The discovery of this pattern opened a door to a new possibility. Because meteors that form larger craters also dig deeper into the Moon’s subsoil, the team reasoned that the increasing dielectric constant of dust in larger craters could be the result of meteorites digging iron and titanium oxides. that are below the surface. The dielectric properties are directly related to the concentration of these metallic minerals.
If your hypothesis were true, it would mean that only the first few hundred meters of the Moon’s surface are scarce in iron and titanium oxides, but below the surface, there is a steady increase in a rich and unexpected boom.

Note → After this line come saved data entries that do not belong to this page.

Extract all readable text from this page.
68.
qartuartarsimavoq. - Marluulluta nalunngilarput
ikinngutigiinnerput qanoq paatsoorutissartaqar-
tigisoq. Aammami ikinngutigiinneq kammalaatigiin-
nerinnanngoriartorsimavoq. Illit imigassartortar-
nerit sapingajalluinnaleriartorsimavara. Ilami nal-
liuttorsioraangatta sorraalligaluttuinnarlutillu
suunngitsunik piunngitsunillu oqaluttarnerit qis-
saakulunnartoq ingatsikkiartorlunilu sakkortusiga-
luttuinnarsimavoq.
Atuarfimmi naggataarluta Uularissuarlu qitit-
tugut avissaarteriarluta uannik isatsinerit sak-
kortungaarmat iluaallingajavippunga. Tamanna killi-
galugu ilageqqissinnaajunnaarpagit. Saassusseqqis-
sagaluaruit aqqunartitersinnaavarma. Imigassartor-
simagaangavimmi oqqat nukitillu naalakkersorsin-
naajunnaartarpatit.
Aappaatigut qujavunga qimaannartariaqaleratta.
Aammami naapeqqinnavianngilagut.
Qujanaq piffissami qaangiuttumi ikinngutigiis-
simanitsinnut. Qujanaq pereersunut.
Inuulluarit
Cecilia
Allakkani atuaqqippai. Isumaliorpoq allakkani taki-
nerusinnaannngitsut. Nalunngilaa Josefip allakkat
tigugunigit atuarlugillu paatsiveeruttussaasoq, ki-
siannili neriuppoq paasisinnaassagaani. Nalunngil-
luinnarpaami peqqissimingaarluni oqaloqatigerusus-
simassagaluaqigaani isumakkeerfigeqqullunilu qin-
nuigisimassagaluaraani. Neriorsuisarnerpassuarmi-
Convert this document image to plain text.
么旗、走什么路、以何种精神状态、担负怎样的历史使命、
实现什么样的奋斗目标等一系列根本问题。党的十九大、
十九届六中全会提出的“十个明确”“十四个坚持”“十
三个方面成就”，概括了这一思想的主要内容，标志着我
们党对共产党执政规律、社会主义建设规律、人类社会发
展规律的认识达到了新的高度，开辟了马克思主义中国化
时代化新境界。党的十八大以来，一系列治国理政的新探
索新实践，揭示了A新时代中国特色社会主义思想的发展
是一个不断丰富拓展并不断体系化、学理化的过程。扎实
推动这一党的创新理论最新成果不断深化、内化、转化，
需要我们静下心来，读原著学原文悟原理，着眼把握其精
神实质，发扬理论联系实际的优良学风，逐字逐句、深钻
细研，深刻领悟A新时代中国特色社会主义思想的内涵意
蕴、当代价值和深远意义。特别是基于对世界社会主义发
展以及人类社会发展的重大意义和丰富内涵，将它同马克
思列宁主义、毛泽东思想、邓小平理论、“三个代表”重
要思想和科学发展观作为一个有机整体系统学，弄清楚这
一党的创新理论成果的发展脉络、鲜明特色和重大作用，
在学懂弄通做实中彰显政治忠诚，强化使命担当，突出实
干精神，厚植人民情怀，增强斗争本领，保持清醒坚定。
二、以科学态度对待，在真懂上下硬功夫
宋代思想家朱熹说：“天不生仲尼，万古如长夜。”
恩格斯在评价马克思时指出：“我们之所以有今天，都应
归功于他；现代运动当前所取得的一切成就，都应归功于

Comparing Mini-RF crater floor radar images with metal oxide maps from the LRO wide-angle camera, Japan’s Kaguya mission, and NASA’s Lunar Prospector spacecraft, the team found exactly what they had suspected. The larger craters, with their higher dielectric material, were also richer in metals, suggesting that more iron and titanium oxides have been excavated from depths of 0.3 to 1 mile (0.5 to 2 kilometers) than from the higher 0.1 0.3 miles (0.2 to 0.5 kilometers) from the lunar subsoil.
“This exciting Mini-RF result shows that even after 11 years of operation on the Moon, we are still making new discoveries about the ancient history of our closest neighbor,” said Noah Petro, LRO project scientist at the Flight Center. NASA’s Goddard Space Station. in Greenbelt, Maryland. “MINI-RF data is incredibly valuable in telling us about the properties of the lunar surface, but we use that data to infer what was happening more than 4.5 billion years ago!”
These results follow recent evidence from NASA’s Gravity Recovery and Interior Laboratory (GRAIL) mission suggesting that there is a significant mass of dense material a few tens to hundreds of kilometers below the huge South Pole-Aitken basin of the Moon. , indicating that dense materials are not evenly distributed in the Moon’s subsoil.
The team emphasizes that the new study cannot directly answer the remaining questions about the formation of the Moon, but it reduces the uncertainty in the distribution of iron and titanium oxides in the lunar subsoil and provides critical evidence necessary to better understand the formation of the Moon and its connection to earth.
“It really raises the question of what this means for our earlier training hypotheses,” Heggy said.
Eager to discover more, researchers have already begun examining crater floors in the Moon’s southern hemisphere to see if the same trends exist there.
LRO is managed by NASA’s Goddard Space Flight Center in Greenbelt, Maryland, for the Science Mission Directorate at NASA headquarters in Washington. Mini-RF was designed, built, and tested by a team led by APL, Naval Air Warfare Center, Sandia National Laboratories, Raytheon, and Northrop Grumman.